Kuusiniemi was second to JKU club mate Elmo Lakka in the 60 metres hurdles at the 2024 Finnish Indoor Athletics Championships. Kuusiniemi placed seventh overall in the 110m hurdles at the 2024 European Athletics Championships in Rome, Italy, running 13.84 seconds. Later that month, he won the 110m hurdles title at the Finnish Athletics Championships in Vaasa, running 13.66 seconds (+0.7) in the final. The win ended the streak of streak of his teammate Elmo Lakka, who had won the previous nine Finnish Championship titles. He placed second to Elmo Lakka in the 110 metres hurdles at the 2025 Finnish Championships in Espoo.
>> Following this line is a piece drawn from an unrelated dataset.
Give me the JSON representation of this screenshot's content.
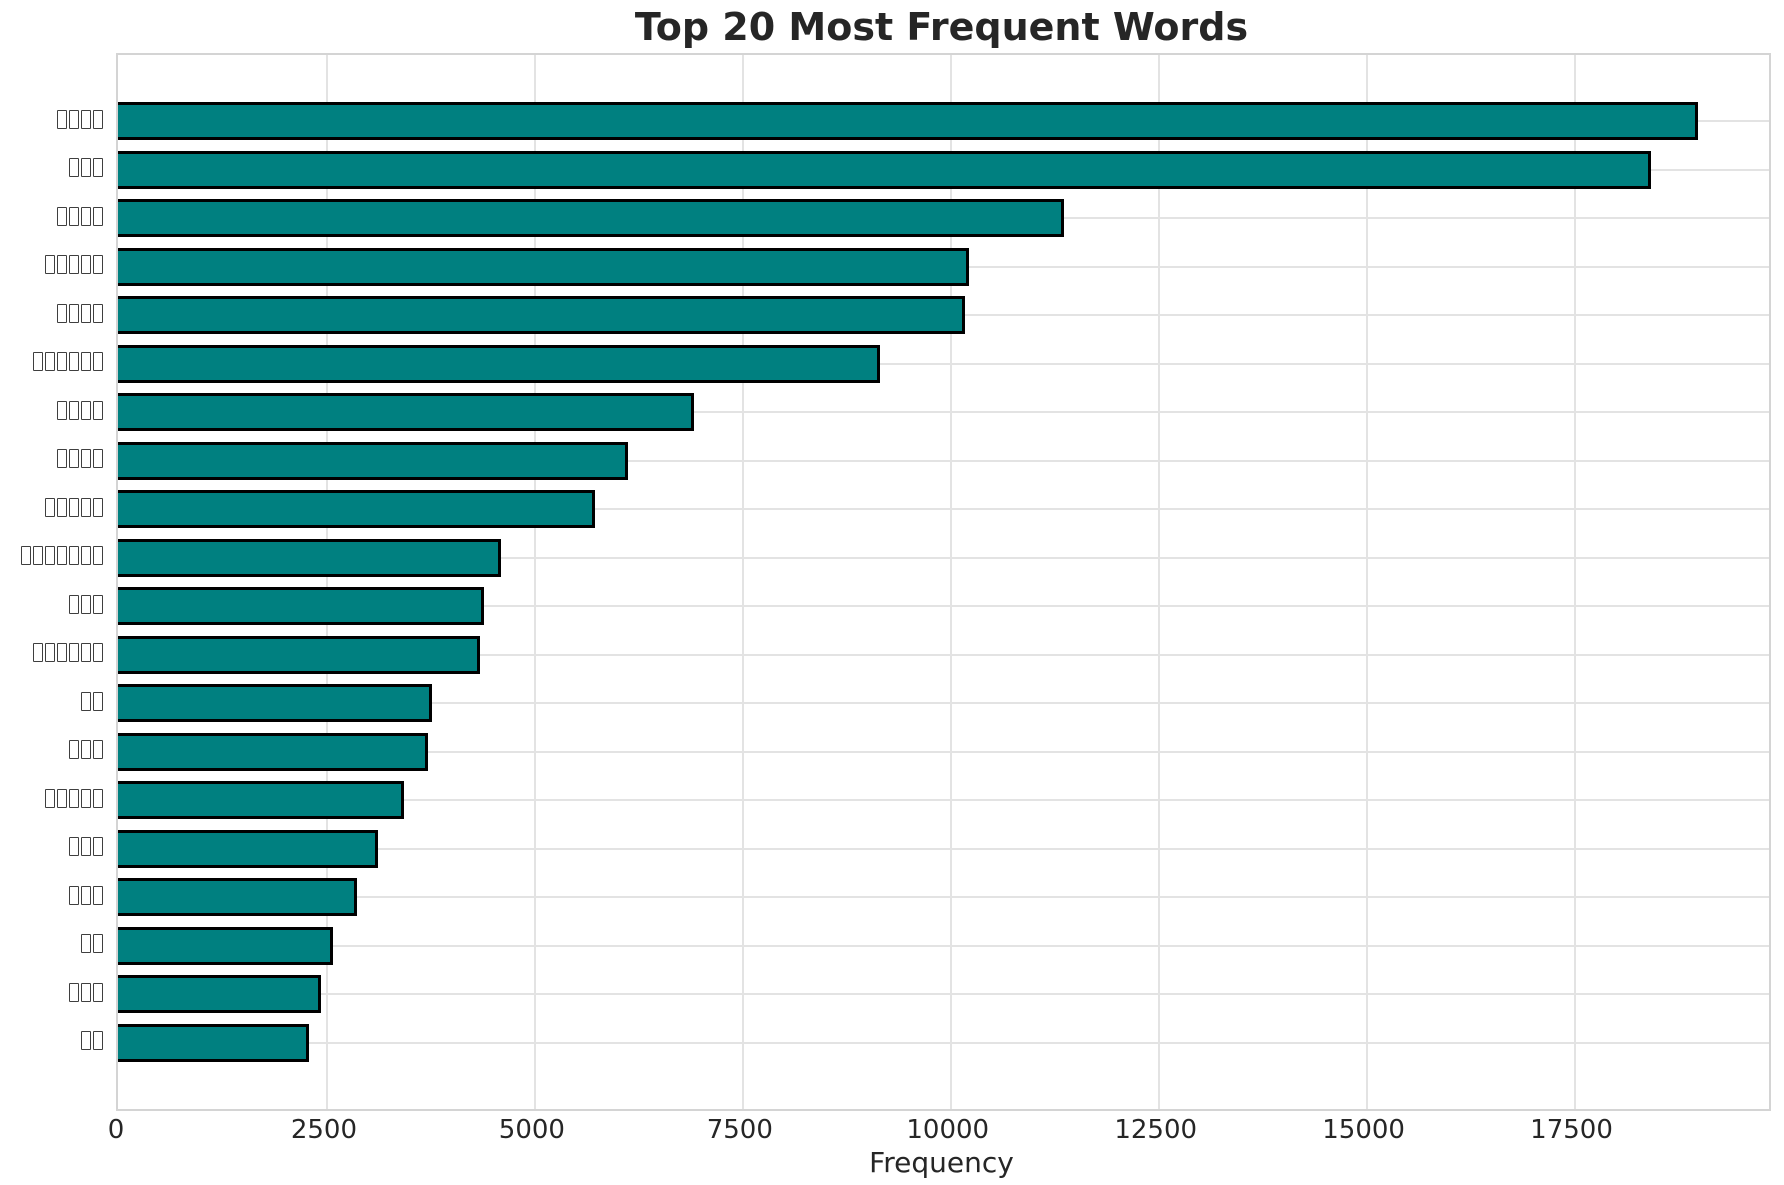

On 1 March 2026, he was a narrow second to Elmo Lakka in the 60 metres hurdles, running 7.78 seconds at the Finnish Indoor Championships in Espoo. That month, he was selected for the Finland team to compete at the 2026 World Athletics Indoor Championships in Toruń, Poland, running 7.75 seconds. In August 2026, he ran in the men's 110 metres hurdles at the 2026 European Athletics Championships in Birmingham, England, reaching the semi-finals.